Besides its obvious digestive harm, chain-smoking may also make it harder for you to quit smoking. After a period of chain-smoking, the habit may be carried on until after Ramadan. You may be lighting up cigarette after cigarette even if you are not fasting on the day as you are habituated to smoking continuously during Iftar throughout Ramadan.

It’s important to acknowledge that besides the physical addiction of nicotine, mental or behavioural addiction can impose a significant challenge for you to quit smoking. Quitting smoking often means relearning or adjusting your routine smoking behaviours, which may be a difficult hurdle to overcome. If you spend the entire month chain-smoking instead of utilising the period as a stepping stone to quit smoking, you are now left with a difficult habit that needs to be unlearned.

Compensating your fasting time with chain-smoking will also negate the benefits of reduced cigarettes consumption. Even if you smoke fewer cigarettes per day during Ramadan, you may still be exposed to the same amount of toxins.

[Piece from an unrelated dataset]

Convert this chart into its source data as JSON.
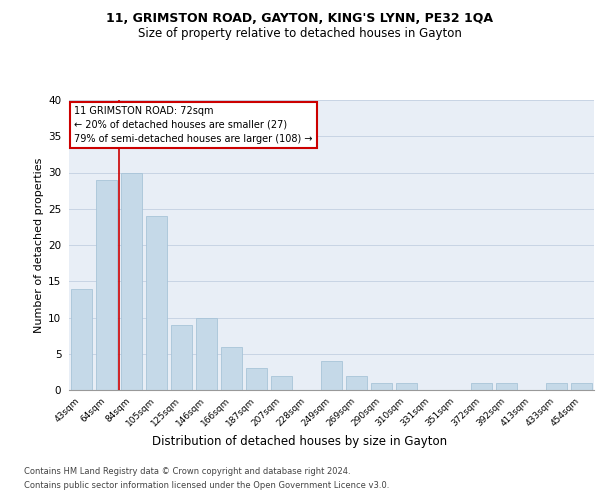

Studies have shown that when smokers reduce their cigarette consumption, they may compensate by adjusting the way they smoke cigarettes to extract the same amount of nicotine, thus smoking, puffing and inhaling longer or more intensely. As such, chain-smoking also implies a compensatory mechanism in which you will not gain much benefit from the fasting abstinence. Hence the only solution is actually to stop smoking altogether.  

Now that you know the harm of chain-smoking, why not try to stop smoking in a gradual manner before, during and after Ramadan? Aside from having a quit plan, you can use nicotine replacement therapy as a useful aid during the fasting season. Nicotine patch can be used during the day to ensure a controlled low dose supply of nicotine that will prevent withdrawal symptoms. This, in return, can help reduce the temptation to chain-smoking during iftar. Nicotine gum, on the other hand, can help you to be preoccupied with chewing instead of chain-smoking after iftar.

Try to reduce your smoking habit as you prepare to embrace the holy month. Then, make the best of Ramadan by avoiding chain-smoking after Iftar and minimising compensatory smoking. Ramadan is the perfect time and motivation for you to stop smoking. The fact that you are able to resist the temptation to smoke as you fast is an indication that quitting smoking is possible.